Do these exercises as often as possible to enhance your balance, once again checking with your health professional beforehand.
Bending exercises to improve golf posture
To get the powerful swing it is very important to do some bending exercises to improve the club grip and get powerful swings. Some easy to do bending exercises are:
Bend forward at the hips, flex your knees slightly.
You can also bend forward at the hips a little beyond your normal golf posture.

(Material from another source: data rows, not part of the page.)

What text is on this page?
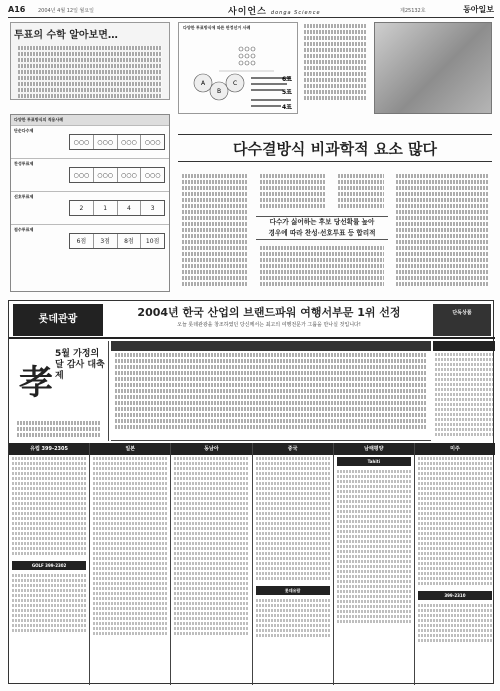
A16	2004년 4월 12일 월요일	사이언스 donga Science	제25132호	동아일보
투표의 수학 알아보면…
다양한 투표방식에 따른 판정선거 사례
A
B
C
6표
5표
4표
다양한 투표방식의 적용사례
단순다수제
○○○	○○○	○○○	○○○
찬성투표제
○○○	○○○	○○○	○○○
선호투표제
2	1	4	3
점수투표제
6점	3점	8점	10점
다수결방식 비과학적 요소 많다
다수가 싫어하는 후보 당선확률 높아
경우에 따라 찬성·선호투표 등 합리적
롯데관광
2004년 한국 산업의 브랜드파워 여행서부문 1위 선정
오늘 롯데관광을 창조하였던 당신께서는 최고의 여행전문가 그룹을 만나실 것입니다!
단독상품
孝
5월 가정의 달 감사 대축제
유럽 399-2305
GOLF 399-2302
일본	동남아	중국
롯데유람
남태평양
Tahiti
미주
399-2310
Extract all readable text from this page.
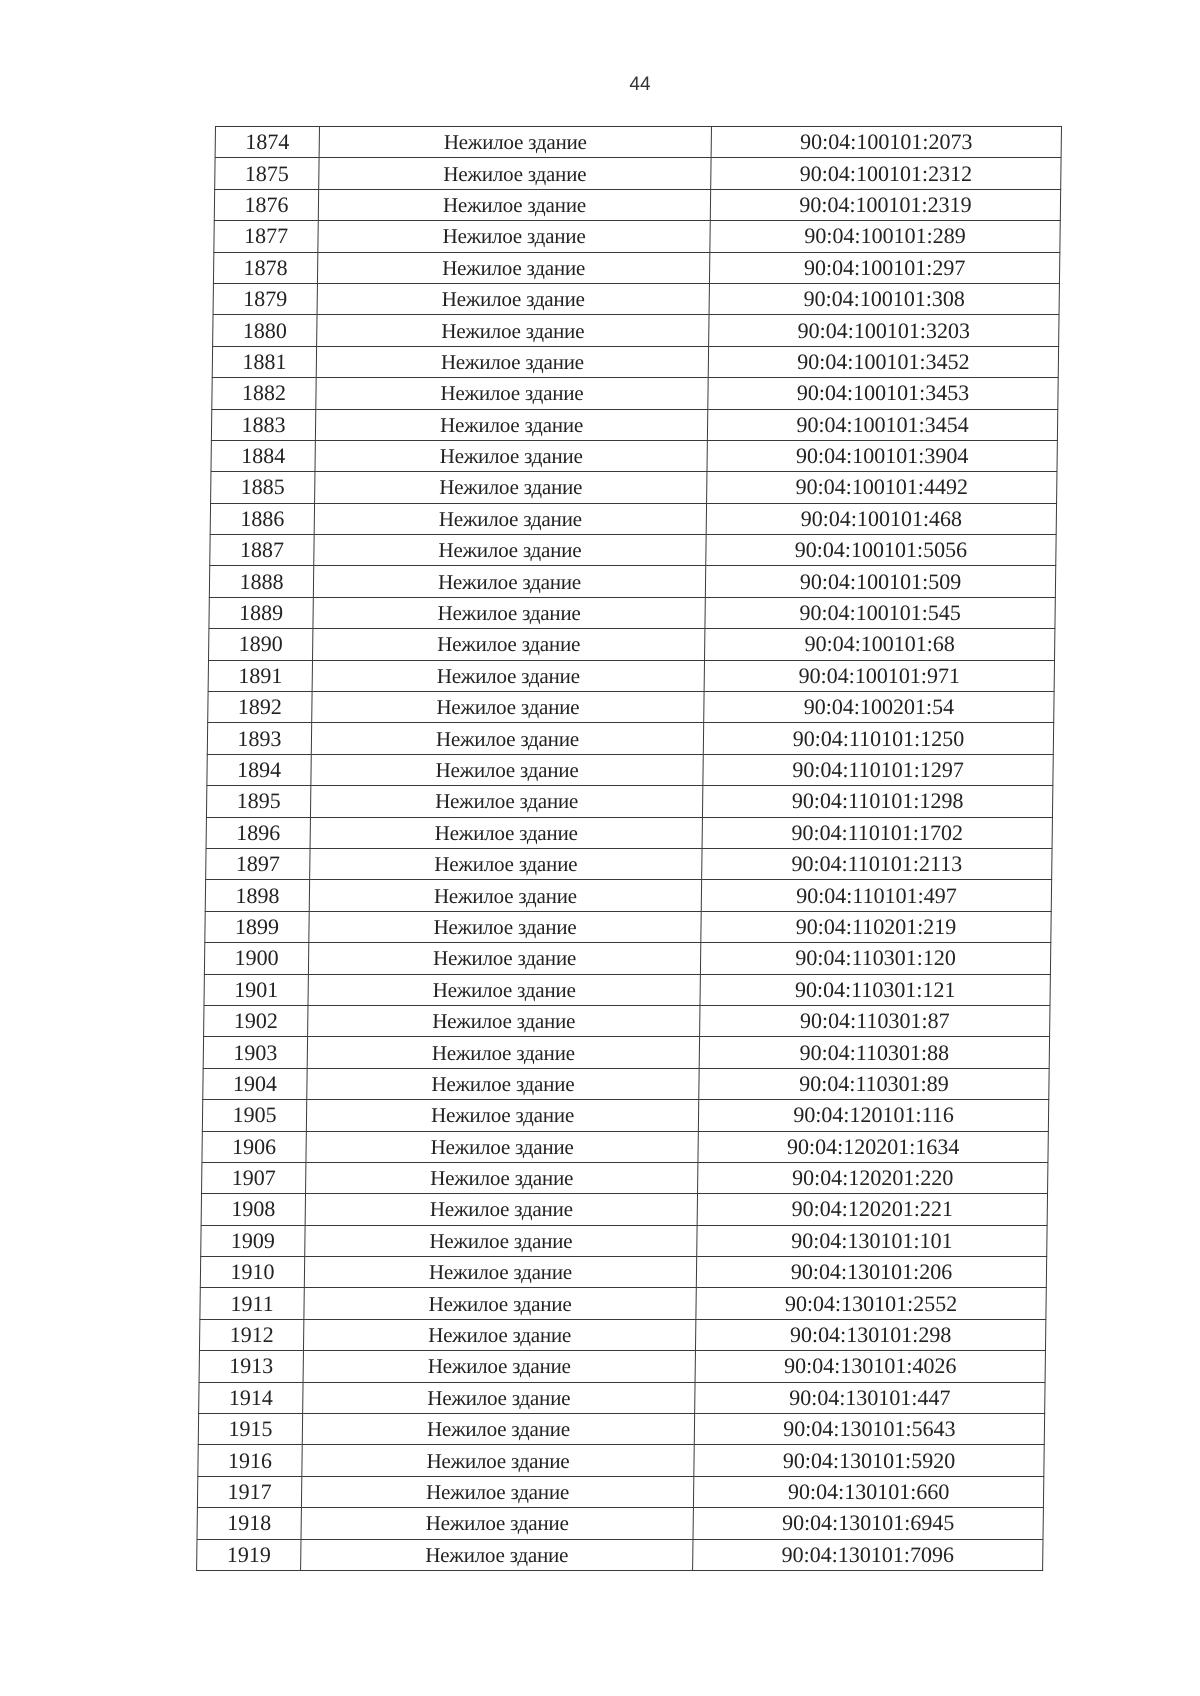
44
1874	Нежилое здание	90:04:100101:2073
1875	Нежилое здание	90:04:100101:2312
1876	Нежилое здание	90:04:100101:2319
1877	Нежилое здание	90:04:100101:289
1878	Нежилое здание	90:04:100101:297
1879	Нежилое здание	90:04:100101:308
1880	Нежилое здание	90:04:100101:3203
1881	Нежилое здание	90:04:100101:3452
1882	Нежилое здание	90:04:100101:3453
1883	Нежилое здание	90:04:100101:3454
1884	Нежилое здание	90:04:100101:3904
1885	Нежилое здание	90:04:100101:4492
1886	Нежилое здание	90:04:100101:468
1887	Нежилое здание	90:04:100101:5056
1888	Нежилое здание	90:04:100101:509
1889	Нежилое здание	90:04:100101:545
1890	Нежилое здание	90:04:100101:68
1891	Нежилое здание	90:04:100101:971
1892	Нежилое здание	90:04:100201:54
1893	Нежилое здание	90:04:110101:1250
1894	Нежилое здание	90:04:110101:1297
1895	Нежилое здание	90:04:110101:1298
1896	Нежилое здание	90:04:110101:1702
1897	Нежилое здание	90:04:110101:2113
1898	Нежилое здание	90:04:110101:497
1899	Нежилое здание	90:04:110201:219
1900	Нежилое здание	90:04:110301:120
1901	Нежилое здание	90:04:110301:121
1902	Нежилое здание	90:04:110301:87
1903	Нежилое здание	90:04:110301:88
1904	Нежилое здание	90:04:110301:89
1905	Нежилое здание	90:04:120101:116
1906	Нежилое здание	90:04:120201:1634
1907	Нежилое здание	90:04:120201:220
1908	Нежилое здание	90:04:120201:221
1909	Нежилое здание	90:04:130101:101
1910	Нежилое здание	90:04:130101:206
1911	Нежилое здание	90:04:130101:2552
1912	Нежилое здание	90:04:130101:298
1913	Нежилое здание	90:04:130101:4026
1914	Нежилое здание	90:04:130101:447
1915	Нежилое здание	90:04:130101:5643
1916	Нежилое здание	90:04:130101:5920
1917	Нежилое здание	90:04:130101:660
1918	Нежилое здание	90:04:130101:6945
1919	Нежилое здание	90:04:130101:7096
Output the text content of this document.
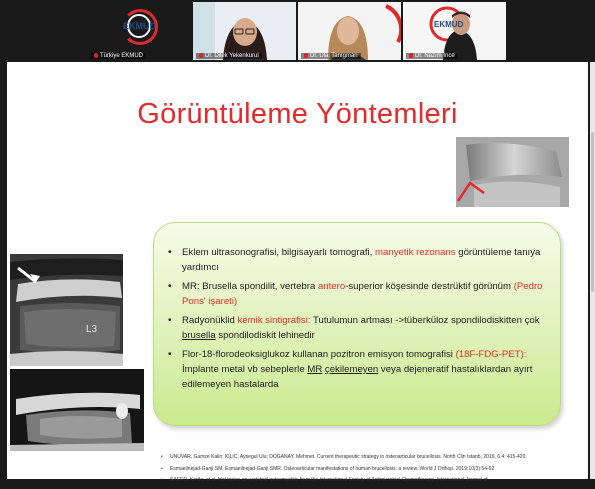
EKMUD
Türkiye EKMUD	Dr. Dilek Yekenkurul	Dr. Ülaj Tanıgman
EKMUD
Dr. Nazım İnce
Görüntüleme Yöntemleri
L3
• Eklem ultrasonografisi, bilgisayarlı tomografi, manyetik rezonans görüntüleme tanıya yardımcı
• MR: Brusella spondilit, vertebra antero-superior köşesinde destrüktif görünüm (Pedro Pons' işareti)
• Radyonüklid kemik sintigrafisi: Tutulumun artması ->tüberküloz spondilodiskitten çok brusella spondilodiskit lehinedir
• Flor-18-florodeoksiglukoz kullanan pozitron emisyon tomografisi (18F-FDG-PET): İmplante metal vb sebeplerle MR çekilemeyen veya dejeneratif hastalıklardan ayırt edilemeyen hastalarda
• UNUVAR, Gamze Kalin; KILIC, Aysegul Ulu; DOGANAY, Mehmet. Current therapeutic strategy in osteoarticular brucellosis. North Clin Istanb, 2019, 6.4: 415-420.
• Esmaeilnejad-Ganji SM, Esmaeilnejad-Ganji SMR. Osteoarticular manifestations of human brucellosis: a review. World J Orthop. 2019;10(3):54-62
• SAEED, Kordo, et al. Hot topics on vertebral osteomyelitis from the International Society of Antimicrobial Chemotherapy. International Journal of
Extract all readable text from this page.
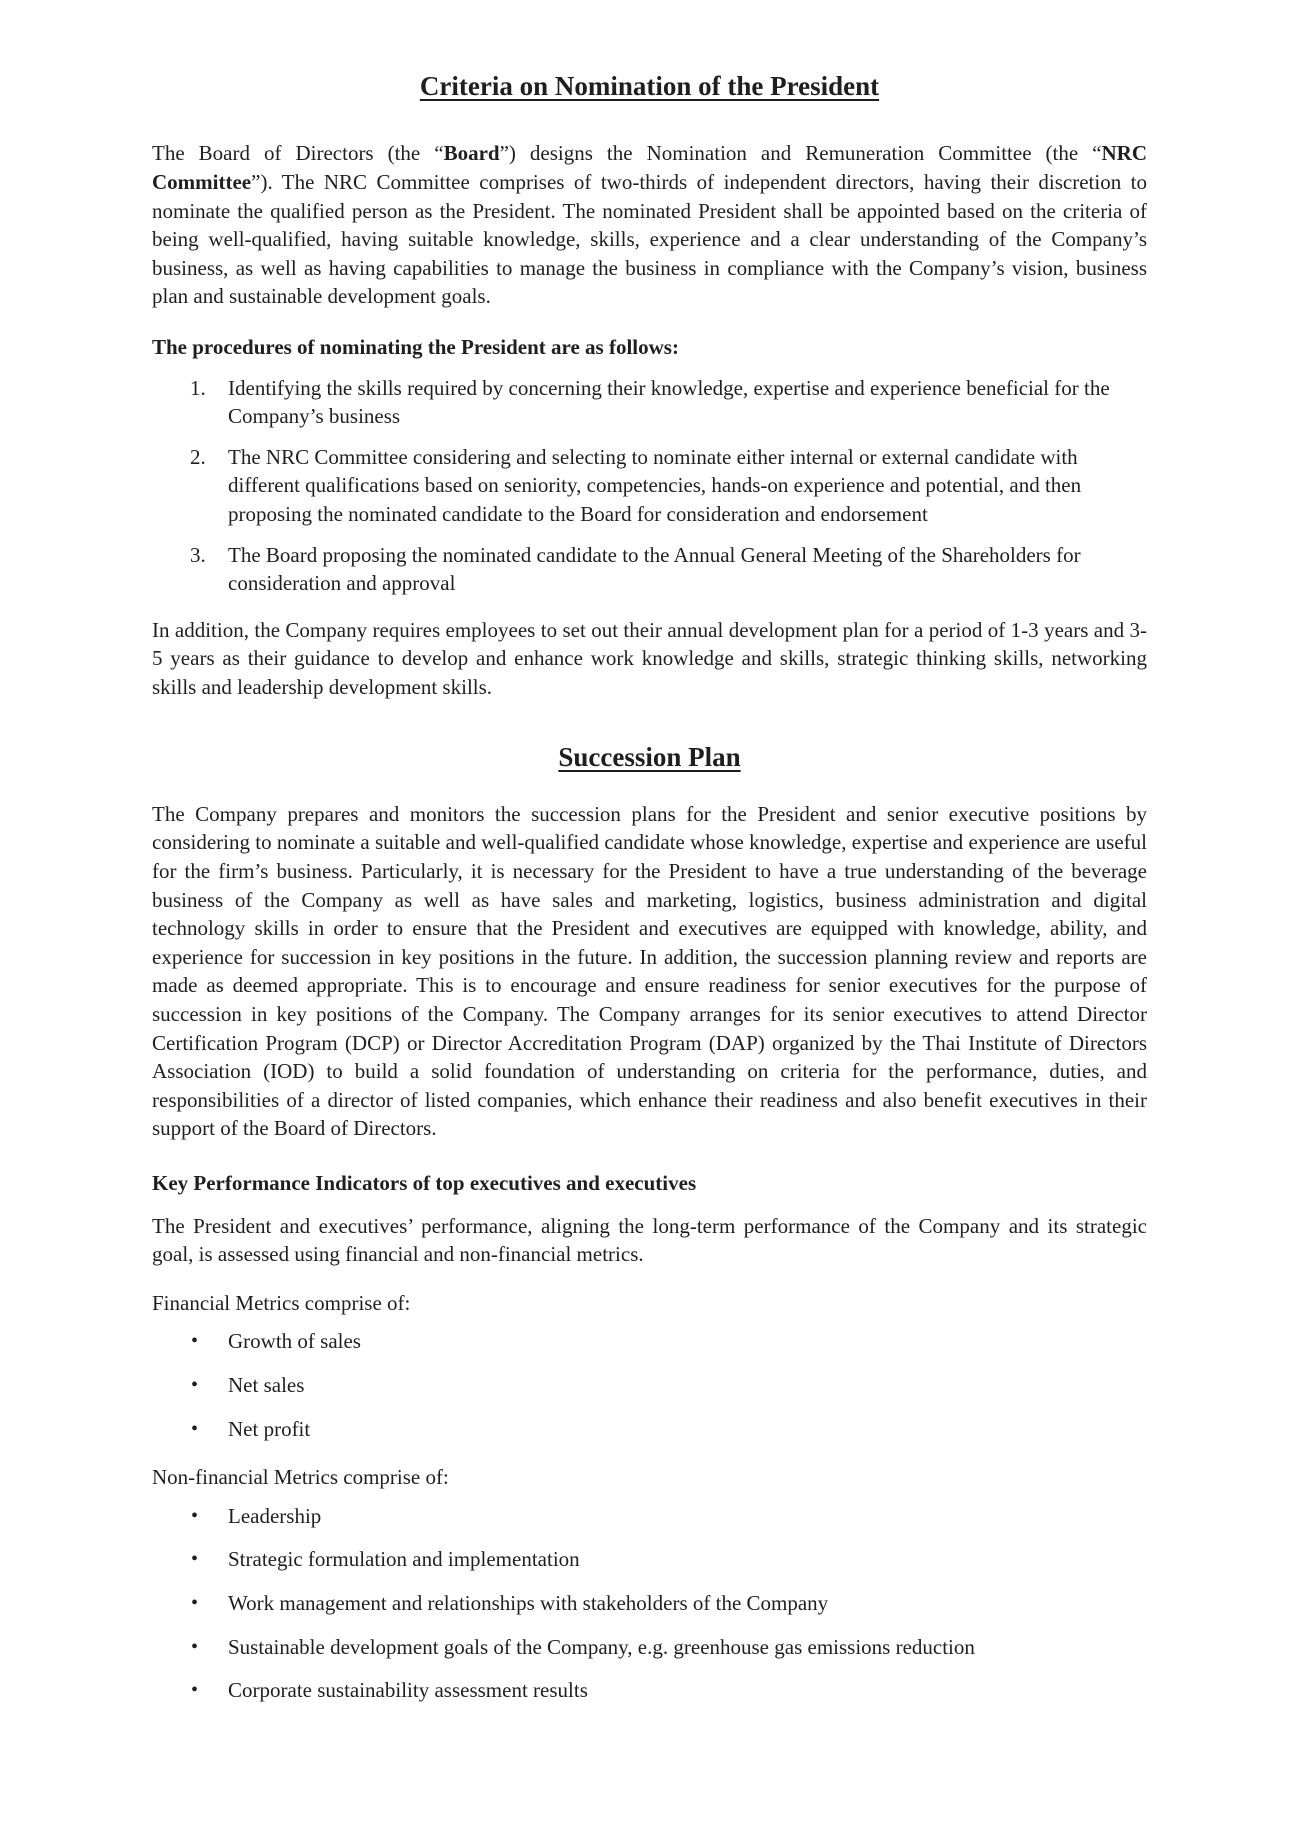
Criteria on Nomination of the President

The Board of Directors (the “Board”) designs the Nomination and Remuneration Committee (the “NRC Committee”). The NRC Committee comprises of two-thirds of independent directors, having their discretion to nominate the qualified person as the President. The nominated President shall be appointed based on the criteria of being well-qualified, having suitable knowledge, skills, experience and a clear understanding of the Company’s business, as well as having capabilities to manage the business in compliance with the Company’s vision, business plan and sustainable development goals.

The procedures of nominating the President are as follows:

1. Identifying the skills required by concerning their knowledge, expertise and experience beneficial for the Company’s business
2. The NRC Committee considering and selecting to nominate either internal or external candidate with different qualifications based on seniority, competencies, hands-on experience and potential, and then proposing the nominated candidate to the Board for consideration and endorsement
3. The Board proposing the nominated candidate to the Annual General Meeting of the Shareholders for consideration and approval

In addition, the Company requires employees to set out their annual development plan for a period of 1-3 years and 3-5 years as their guidance to develop and enhance work knowledge and skills, strategic thinking skills, networking skills and leadership development skills.

Succession Plan

The Company prepares and monitors the succession plans for the President and senior executive positions by considering to nominate a suitable and well-qualified candidate whose knowledge, expertise and experience are useful for the firm’s business. Particularly, it is necessary for the President to have a true understanding of the beverage business of the Company as well as have sales and marketing, logistics, business administration and digital technology skills in order to ensure that the President and executives are equipped with knowledge, ability, and experience for succession in key positions in the future. In addition, the succession planning review and reports are made as deemed appropriate. This is to encourage and ensure readiness for senior executives for the purpose of succession in key positions of the Company. The Company arranges for its senior executives to attend Director Certification Program (DCP) or Director Accreditation Program (DAP) organized by the Thai Institute of Directors Association (IOD) to build a solid foundation of understanding on criteria for the performance, duties, and responsibilities of a director of listed companies, which enhance their readiness and also benefit executives in their support of the Board of Directors.

Key Performance Indicators of top executives and executives

The President and executives’ performance, aligning the long-term performance of the Company and its strategic goal, is assessed using financial and non-financial metrics.

Financial Metrics comprise of:

• Growth of sales
• Net sales
• Net profit

Non-financial Metrics comprise of:

• Leadership
• Strategic formulation and implementation
• Work management and relationships with stakeholders of the Company
• Sustainable development goals of the Company, e.g. greenhouse gas emissions reduction
• Corporate sustainability assessment results
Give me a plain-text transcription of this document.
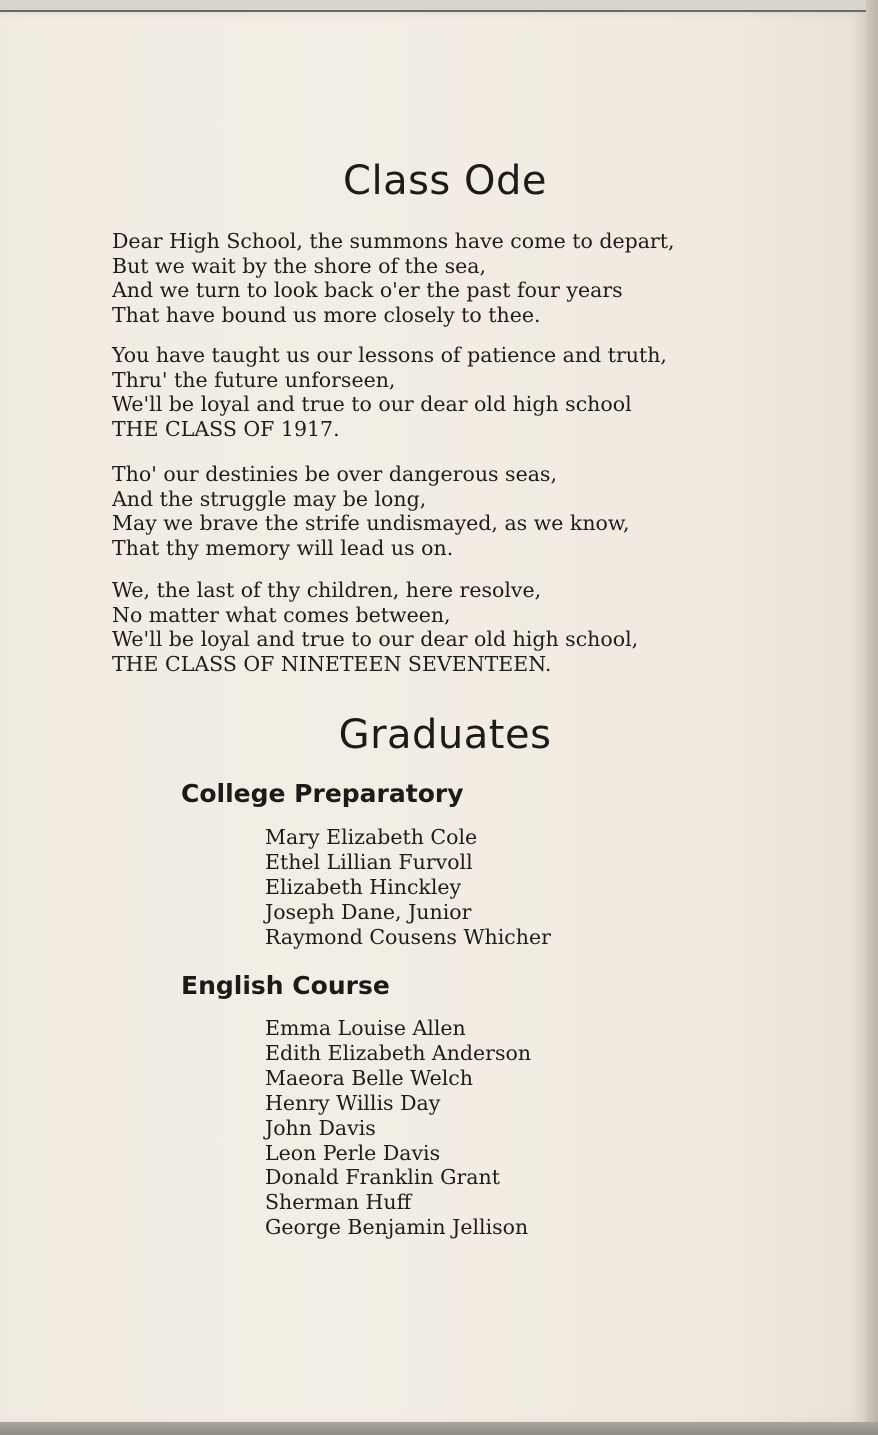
Class Ode
Dear High School, the summons have come to depart,
But we wait by the shore of the sea,
And we turn to look back o'er the past four years
That have bound us more closely to thee.
You have taught us our lessons of patience and truth,
Thru' the future unforseen,
We'll be loyal and true to our dear old high school
THE CLASS OF 1917.
Tho' our destinies be over dangerous seas,
And the struggle may be long,
May we brave the strife undismayed, as we know,
That thy memory will lead us on.
We, the last of thy children, here resolve,
No matter what comes between,
We'll be loyal and true to our dear old high school,
THE CLASS OF NINETEEN SEVENTEEN.
Graduates
College Preparatory
Mary Elizabeth Cole
Ethel Lillian Furvoll
Elizabeth Hinckley
Joseph Dane, Junior
Raymond Cousens Whicher
English Course
Emma Louise Allen
Edith Elizabeth Anderson
Maeora Belle Welch
Henry Willis Day
John Davis
Leon Perle Davis
Donald Franklin Grant
Sherman Huff
George Benjamin Jellison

Next, hold dumbbells in front of your thighs with your palms facing each other then slowly raise the dumbbells to the side and then up.
Finally, slow back down to pre-stretching position.
This can be done a couple of time during each week from the comfort of your home and the only equipment needed cost less than $10. See how convenient that is? (Consult your health care professional prior to using the above exercises.
Arm strengthening exercises
Without a good grip on the club you can hurt yourself and others if it accidentally slips out of your hands. Beside that, you are bound to hit and miss more often than you would want if you lack the necessary arm strength. Here are some arm strengthening exercises:
Let your right arm hang loose while you swing it in a circular motion, do this about ten times and then do the same with the left arm.
Lie face down on a bench, keep your upper shoulders off the bench and raise your hands to form L, Y, W and T shapes.
Get down on all fours with your right hand behind your head, your elbows pointing to the sides, then rotate the shoulder till it point towards the ceiling.
Early release,also known as scoop the club. A common cause of early release in amateur golfers is elbow and back pain that the golfer may be suffering from. Scoop the club happens if the lead wrist releases too quickly during the downswing.The downswing is often dominated by the upper body during the swing. Lack of stability and mobility in the lower body can cause upper body domination which results in loss of power and inconsistent shots and toe hits.
It’s very important you seek medical advice prior to using any of the techniques and exercises suggested in this publication.